Valentino Garavani est mort à Rome à l’âge de 93 ans. Fondateur de la maison Valentino, le couturier italien laisse une œuvre majeure qui a marqué durablement la haute couture et l’histoire de la mode internationale.

Valentino Garavani s’éteint à Rome, la haute couture italienne perd l’une de ses figures fondatrices

Par la rédaction

Valentino Garavani est mort à l’âge de 93 ans, ce mardi, dans sa résidence de Rome, entouré de ses proches. L’annonce a été faite par la Fondation Valentino Garavani et Giancarlo Giammetti dans un communiqué officiel. Avec lui disparaît l’un des derniers représentants d’une génération de couturiers qui ont façonné la mode du XXᵉ siècle en la liant durablement à une idée de rigueur, de beauté et de permanence.

Mort de Valentino
Valentino Garavani au Festival de Cannes 2007 – Photo : Georges Biard / Wikimédia

Une chapelle ardente sera installée au PM23, Piazza Mignanelli, à Rome, les mercredi 21 et jeudi 22 janvier, de 11 heures à 18 heures. Les funérailles auront lieu le vendredi 23 janvier à 11 heures, en la basilique Sainte-Marie-des-Anges-et-des-Martyrs, Piazza della Repubblica, à Rome.
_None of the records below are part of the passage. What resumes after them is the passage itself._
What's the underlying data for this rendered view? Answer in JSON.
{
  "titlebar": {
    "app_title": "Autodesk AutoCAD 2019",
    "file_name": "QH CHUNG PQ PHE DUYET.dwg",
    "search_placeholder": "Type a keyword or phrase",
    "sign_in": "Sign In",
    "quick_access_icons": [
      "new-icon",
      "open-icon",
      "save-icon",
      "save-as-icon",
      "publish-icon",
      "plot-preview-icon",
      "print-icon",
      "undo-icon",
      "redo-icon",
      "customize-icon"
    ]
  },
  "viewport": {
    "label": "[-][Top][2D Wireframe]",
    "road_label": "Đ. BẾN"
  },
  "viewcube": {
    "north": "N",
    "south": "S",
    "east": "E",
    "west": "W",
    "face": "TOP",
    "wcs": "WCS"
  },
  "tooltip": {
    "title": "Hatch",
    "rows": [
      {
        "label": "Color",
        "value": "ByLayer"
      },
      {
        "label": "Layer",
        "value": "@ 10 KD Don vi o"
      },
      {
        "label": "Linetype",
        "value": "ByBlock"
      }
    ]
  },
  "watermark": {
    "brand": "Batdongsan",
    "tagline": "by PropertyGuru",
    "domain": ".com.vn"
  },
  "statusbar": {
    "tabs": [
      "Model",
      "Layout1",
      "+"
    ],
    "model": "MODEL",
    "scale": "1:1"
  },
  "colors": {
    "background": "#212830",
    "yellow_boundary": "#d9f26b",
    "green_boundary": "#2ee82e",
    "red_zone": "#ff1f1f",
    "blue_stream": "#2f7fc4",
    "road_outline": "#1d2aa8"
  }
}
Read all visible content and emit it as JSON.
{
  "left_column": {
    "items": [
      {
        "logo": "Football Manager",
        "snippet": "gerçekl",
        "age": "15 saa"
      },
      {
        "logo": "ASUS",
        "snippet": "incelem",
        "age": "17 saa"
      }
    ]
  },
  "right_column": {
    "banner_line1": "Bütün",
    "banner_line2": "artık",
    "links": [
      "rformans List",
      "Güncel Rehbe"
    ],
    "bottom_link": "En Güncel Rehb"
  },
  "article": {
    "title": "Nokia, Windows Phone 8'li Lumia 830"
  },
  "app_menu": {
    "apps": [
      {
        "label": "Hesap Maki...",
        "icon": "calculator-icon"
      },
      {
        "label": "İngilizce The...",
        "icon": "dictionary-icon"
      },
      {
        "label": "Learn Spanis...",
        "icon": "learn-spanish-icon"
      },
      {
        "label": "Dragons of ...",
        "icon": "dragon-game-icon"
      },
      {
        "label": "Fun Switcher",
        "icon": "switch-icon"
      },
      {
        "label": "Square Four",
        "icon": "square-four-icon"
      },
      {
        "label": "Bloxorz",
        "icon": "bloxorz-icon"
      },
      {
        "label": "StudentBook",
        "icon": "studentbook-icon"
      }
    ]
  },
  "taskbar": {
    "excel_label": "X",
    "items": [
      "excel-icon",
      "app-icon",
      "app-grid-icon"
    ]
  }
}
Né le 11 mai 1932 à Voghera, dans le nord de l’Italie, Valentino Garavani se forme d’abord à Milan avant de s’installer à Paris en 1949. Il étudie à l’École des Beaux-Arts et à la Chambre Syndicale de la Couture Parisienne, puis fait ses premières armes chez Jean Dessès. Cette immersion parisienne marque durablement son regard, entre discipline du dessin, sens de la coupe et respect du vêtement comme architecture du corps.

De retour en Italie, une rencontre décisive survient en 1960 sur la Via Veneto : Giancarlo Giammetti, alors étudiant en architecture. Leur collaboration, à la fois créative, stratégique et humaine, durera toute une vie. Ensemble, ils fondent la maison Valentino à Rome, avant de présenter en 1962 une première collection remarquée à Florence, qui installe immédiatement le nom Valentino sur la scène internationale.

Au fil des décennies, la maison Valentino s’impose comme l’un des piliers du luxe italien, avec un langage reconnaissable entre tous. Une attention extrême portée aux lignes, aux matières, à la couleur — notamment ce rouge devenu signature — et une vision de la féminité fondée sur l’équilibre plutôt que sur la provocation. Valentino Garavani n’a jamais cherché la rupture spectaculaire. Son travail s’inscrivait dans une continuité, celle d’une élégance pensée pour durer.

Fondée à Rome en 1960, la maison Valentino demeure aujourd’hui l’une des marques de luxe italiennes les plus reconnues, active dans la haute couture, le prêt-à-porter, la maroquinerie et les accessoires. Passée de main en main après le retrait du fondateur, elle conserve un héritage qui continue d’irriguer ses collections, bien au-delà de la présence physique de son créateur.

Ces dernières années, Valentino Garavani revenait régulièrement sur les moments clés de son parcours à travers le compte Instagram Realmrvalentino. La dernière image publiée le montrait sur un podium parisien en 1991, main dans la main avec Yasmeen Ghauri. D’autres archives rappelaient la constance de son regard, comme cette robe en mousseline rose portée par Pat Cleveland dans la collection automne-hiver 1974. Un demi-siècle de création défile ainsi, sans nostalgie excessive, mais avec la conscience d’un travail accompli.

« I know what women want. They want to be beautiful », répétait-il souvent, notamment dans le documentaire Valentino: The Last Emperor. Cette phrase, simple en apparence, résume une vision qui n’a jamais quitté son œuvre : placer la femme au centre, non comme concept abstrait, mais comme présence réelle, à accompagner, à servir, à respecter.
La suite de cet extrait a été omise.